David Berkowitz, also known as "Son of Sam," killed six people and wounded seven others in New York City before he was finally arrested in 1977. With three reporters (Serge F. Kovaleski, Alain Delaqueriere and Daniel E. Slotnik) contributing to a 1,700-word feature, you would think there would be room for a sentence or two explaining how exactly this man converted to Christianity. Instead, we get anecdotes here and there that explain who's using Berkowitz's for their own purposes.
This circle of admirers, to a great degree, is made up of evangelical Christians, including a Town and Village Courts judge in upstate New York and a financial adviser in Manhattan, who have been moved by Mr. Berkowitz's story of becoming a born-again Christian 23 years ago, and many of them have sought to publicize his account of redemption.
But there are others who have been drawn to him for reasons that are not religious, like the director of the mayor's crime victims office in Houston and Daniel Lefkowitz, a Bronx teenage acquaintance of Mr. Berkowitz's who interviewed him in 2009 for a talk show he hosts on cable-access TV in northern Westchester County.

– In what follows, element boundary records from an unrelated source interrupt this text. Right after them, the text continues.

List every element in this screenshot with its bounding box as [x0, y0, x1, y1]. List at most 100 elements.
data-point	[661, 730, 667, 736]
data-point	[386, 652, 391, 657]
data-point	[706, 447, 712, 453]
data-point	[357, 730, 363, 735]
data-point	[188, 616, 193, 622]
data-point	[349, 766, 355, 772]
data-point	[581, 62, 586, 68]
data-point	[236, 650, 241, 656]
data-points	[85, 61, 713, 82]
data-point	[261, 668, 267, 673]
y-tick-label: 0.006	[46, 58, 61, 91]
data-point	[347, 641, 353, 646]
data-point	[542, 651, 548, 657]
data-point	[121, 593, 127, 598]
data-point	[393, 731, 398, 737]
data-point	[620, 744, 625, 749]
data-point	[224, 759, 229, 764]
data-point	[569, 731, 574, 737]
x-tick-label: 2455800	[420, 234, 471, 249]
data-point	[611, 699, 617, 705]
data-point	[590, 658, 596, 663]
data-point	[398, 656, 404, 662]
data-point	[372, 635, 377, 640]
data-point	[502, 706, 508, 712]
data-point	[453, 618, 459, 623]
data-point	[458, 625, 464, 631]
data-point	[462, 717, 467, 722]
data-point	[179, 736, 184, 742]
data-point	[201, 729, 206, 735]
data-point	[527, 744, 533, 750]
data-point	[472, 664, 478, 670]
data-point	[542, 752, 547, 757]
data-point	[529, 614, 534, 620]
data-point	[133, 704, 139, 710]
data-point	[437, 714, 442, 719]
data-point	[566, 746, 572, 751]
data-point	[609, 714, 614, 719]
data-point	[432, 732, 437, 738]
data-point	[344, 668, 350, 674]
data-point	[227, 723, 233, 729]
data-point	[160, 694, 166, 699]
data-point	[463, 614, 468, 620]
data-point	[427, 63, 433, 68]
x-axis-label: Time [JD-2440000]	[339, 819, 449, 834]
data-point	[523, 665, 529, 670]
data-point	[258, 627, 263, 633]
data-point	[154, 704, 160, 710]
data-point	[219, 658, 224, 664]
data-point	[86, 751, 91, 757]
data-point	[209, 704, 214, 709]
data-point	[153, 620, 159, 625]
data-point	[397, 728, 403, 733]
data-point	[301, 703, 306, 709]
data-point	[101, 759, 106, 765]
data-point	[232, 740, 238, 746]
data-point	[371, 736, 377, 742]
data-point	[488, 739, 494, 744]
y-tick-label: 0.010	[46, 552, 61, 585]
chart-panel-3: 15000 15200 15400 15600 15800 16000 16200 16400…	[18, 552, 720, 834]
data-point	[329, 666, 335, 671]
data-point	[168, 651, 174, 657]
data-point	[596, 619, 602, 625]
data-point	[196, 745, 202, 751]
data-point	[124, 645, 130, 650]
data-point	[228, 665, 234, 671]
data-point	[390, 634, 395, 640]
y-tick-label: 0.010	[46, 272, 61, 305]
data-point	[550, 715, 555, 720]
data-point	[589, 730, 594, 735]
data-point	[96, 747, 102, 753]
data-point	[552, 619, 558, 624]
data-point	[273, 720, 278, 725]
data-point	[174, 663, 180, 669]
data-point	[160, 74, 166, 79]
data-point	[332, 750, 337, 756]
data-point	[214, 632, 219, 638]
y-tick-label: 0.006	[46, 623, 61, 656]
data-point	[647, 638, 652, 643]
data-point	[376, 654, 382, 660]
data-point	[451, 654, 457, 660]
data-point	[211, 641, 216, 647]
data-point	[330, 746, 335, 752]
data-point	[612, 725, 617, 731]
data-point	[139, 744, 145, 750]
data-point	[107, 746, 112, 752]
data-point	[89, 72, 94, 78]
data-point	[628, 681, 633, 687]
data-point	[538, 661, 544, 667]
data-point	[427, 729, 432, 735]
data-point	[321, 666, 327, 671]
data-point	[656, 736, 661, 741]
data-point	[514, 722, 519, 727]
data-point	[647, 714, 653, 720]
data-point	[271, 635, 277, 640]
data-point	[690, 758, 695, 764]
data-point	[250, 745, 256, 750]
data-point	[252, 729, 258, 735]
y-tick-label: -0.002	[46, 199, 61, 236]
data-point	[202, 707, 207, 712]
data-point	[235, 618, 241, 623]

Berkowitz's story doesn't seem so unusual if you read similar scenarios coming out of prison ministries. But they write, "What all these people have in common is that they have made Mr. Berkowitz, 57, the beneficiary of what has amounted to a highly unusual public relations makeover." Now there's some serious skepticism.
[T]he politically powerful Christian group Focus on the Family in Colorado Springs conducted a radio interview with Mr. Berkowitz in 2003 about his troubled childhood, the shootings and his religious faith.
Why preface Focus on the Family with "politically powerful"? Is that why people so many people buy its books, listen to its radio programs, use their resources, just to hear a political point of view? That's sort of like describing Bono (who might endorse a politician here and there) as just politically powerful.
Infamous criminals have always had a knack for attracting followings--populated by conspiracy theorists, suitors and others. But experts in the field of prison ministry say Mr. Berkowitz's work, through his own letter-writing ministry and the exposure he has received as a self-proclaimed redeemed serial killer, stands out as unique.
Who are these so-called "experts in the field of prison ministry" and why aren't they quoted? The reporters describe Berkowitz as a born-again Christian without mentioning the person who helped bring that phrase into the mainstream: Chuck Colson anyone? The Watergate conspirator who served a 7-month prison term wrote Born Again, describing his conversion to Christianity. It just feels so relevant to mention that.
The Times story includes some token skepticism from outsiders, which is okay but feels forced, especially in the accompanying video.
But some of those connected to the Son of Sam case express deep doubt about whether Mr. Berkowitz is truly a born-again Christian or whether he is just using religion to present himself as a changed man.
Joseph Coffey, the police sergeant who took Mr. Berkowitz's initial confession, said his statements about his religious convictions were as believable as his amended claim that members of a satanic cult to which he belonged were responsible for some of the shootings.
It's fine to include skeptics, but it's also important to add some context. When did Berkowitz become a Christian? How often does he attend church? Does he attend Bible studies? Does he have a pastor or a regular mentor? Does Berkowitz ever doubt his own faith? How long is he in prison for? Does he play a pastoral or spiritual role inside the prison? Focusing less on this man's admirers and more on some basic context might patch this piece up a little bit.